6 La situation rapportée par Maxime exprime, à la manière de milliers d’autres, que la connexion est devenue la norme dans le contexte contemporain, d’où la nécessité de justifier les tentatives de déconnexion [5]. Mais le téléphone, comme le smartphone, ne se contente pas d’être un outil de communication. Il symbolise aussi l’appartenance de la majorité d’entre nous à un réseau, avec de plus en plus de contraintes pour y demeurer constamment liés. Ces contraintes relèvent non seulement de l’univers du travail mais aussi, et peut-être surtout, d’une forme de contrôle que les proches entretiennent entre eux. Ici se dessine le paradoxe d’un téléphone que nous voudrions analyser comme un objet transitionnel : si l’outil se substitue – peut-être – symboliquement à la mère le temps de se tourner vers l’extérieur (en l’occurrence un voyage à l’étranger), il reste aussi, en permanence, un outil capable de ramener l’individu réellement vers elle. L’exemple de Maxime est d’autant plus parlant qu’il montre comment l’outil de communication favorise la séparation (« Tu peux partir, puisque tu as un téléphone avec toi »), mais empêche que la mère se transforme en véritable absente (elle peut joindre son enfant).

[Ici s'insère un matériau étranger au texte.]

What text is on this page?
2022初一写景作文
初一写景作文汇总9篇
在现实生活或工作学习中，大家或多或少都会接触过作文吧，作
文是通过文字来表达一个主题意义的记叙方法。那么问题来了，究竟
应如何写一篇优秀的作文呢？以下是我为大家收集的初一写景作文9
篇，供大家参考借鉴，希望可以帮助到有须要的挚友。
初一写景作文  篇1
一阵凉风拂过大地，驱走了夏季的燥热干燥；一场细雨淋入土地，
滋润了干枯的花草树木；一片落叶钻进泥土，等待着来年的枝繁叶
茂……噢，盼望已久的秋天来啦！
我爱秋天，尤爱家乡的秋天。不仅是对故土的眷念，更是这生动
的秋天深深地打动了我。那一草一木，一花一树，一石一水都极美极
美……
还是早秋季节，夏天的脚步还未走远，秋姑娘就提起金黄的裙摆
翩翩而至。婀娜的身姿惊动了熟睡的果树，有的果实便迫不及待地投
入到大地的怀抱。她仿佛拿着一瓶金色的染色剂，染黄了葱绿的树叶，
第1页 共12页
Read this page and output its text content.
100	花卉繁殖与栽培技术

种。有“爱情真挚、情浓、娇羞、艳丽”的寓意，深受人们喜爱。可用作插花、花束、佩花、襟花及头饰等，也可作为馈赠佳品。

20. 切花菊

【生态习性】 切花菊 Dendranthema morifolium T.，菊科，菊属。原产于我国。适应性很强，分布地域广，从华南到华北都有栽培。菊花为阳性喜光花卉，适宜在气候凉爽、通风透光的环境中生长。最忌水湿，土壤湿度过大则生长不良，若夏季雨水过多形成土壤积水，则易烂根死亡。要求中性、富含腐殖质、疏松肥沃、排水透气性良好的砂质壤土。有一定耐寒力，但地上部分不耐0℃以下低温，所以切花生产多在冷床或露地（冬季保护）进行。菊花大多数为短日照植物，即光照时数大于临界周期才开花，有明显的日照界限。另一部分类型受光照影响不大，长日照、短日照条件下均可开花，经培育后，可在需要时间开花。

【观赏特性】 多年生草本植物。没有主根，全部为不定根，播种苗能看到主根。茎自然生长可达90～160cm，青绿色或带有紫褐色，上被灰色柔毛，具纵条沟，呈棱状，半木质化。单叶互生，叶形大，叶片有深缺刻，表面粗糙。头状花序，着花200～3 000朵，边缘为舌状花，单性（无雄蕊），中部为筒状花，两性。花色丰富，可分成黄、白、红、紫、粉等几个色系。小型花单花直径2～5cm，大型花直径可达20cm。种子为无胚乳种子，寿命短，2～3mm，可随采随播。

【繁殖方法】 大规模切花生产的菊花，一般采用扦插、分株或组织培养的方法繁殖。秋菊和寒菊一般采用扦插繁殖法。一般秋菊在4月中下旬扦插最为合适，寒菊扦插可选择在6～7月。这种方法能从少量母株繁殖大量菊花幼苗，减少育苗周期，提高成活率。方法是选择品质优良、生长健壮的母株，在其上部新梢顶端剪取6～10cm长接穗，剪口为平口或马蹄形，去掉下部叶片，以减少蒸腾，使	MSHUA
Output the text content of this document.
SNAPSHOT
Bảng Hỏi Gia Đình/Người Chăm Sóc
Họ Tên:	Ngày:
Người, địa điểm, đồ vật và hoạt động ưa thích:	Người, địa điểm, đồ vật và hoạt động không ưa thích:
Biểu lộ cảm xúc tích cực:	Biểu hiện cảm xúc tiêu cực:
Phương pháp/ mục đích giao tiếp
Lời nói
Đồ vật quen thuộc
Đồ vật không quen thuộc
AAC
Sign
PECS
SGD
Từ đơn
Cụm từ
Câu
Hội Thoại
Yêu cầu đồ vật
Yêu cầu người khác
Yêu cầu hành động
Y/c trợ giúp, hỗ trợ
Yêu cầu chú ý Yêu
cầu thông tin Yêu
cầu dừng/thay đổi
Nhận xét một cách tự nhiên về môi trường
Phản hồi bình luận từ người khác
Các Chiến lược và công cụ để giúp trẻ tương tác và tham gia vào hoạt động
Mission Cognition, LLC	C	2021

7 Maxime, qui avait « envie de faire le grand et de ne justement pas avoir de comptes à rendre », ne trouve pas dans son téléphone un moyen de se séparer. L’outil technologique apparaît plutôt comme une obligation imposée de l’extérieur. Sa mère s’impose à distance, s’immisce en quelque sorte dans un temps et un espace pourtant propices à une séparation physique et symbolique, qui favorise ensuite, généralement, la recomposition du lien aux parents. La fonction initiatique du temps liminaire est précisément mise à mal. Dans ce contexte, éteindre le téléphone constitue certainement une forme de résistance du jeune Maxime, face à l’insistance de sa mère. Nous pourrions alors émettre l’hypothèse que cet outil constitue un objet transitionnel au moment même où ses fonctions de communication sont désactivées : il rappelle éventuellement la mère, sans ranimer concrètement sa présence. Éteint, en revanche, il ne facilite pas le détournement de l’individu vers l’extérieur… Dans les exemples rencontrés au cours de notre enquête, le téléphone éteint apparaît généralement comme le symbole d’une résistance menée de la part d’une personne qui a accepté, malgré elle, de transporter un dispositif qui la lie à ses proches. Mais, même éteint, il rappelle la présence de l’autre et, surtout, menace sans cesse l’individu de l’engrenage d’une conversation le ramenant, en quelque sorte, au point de départ.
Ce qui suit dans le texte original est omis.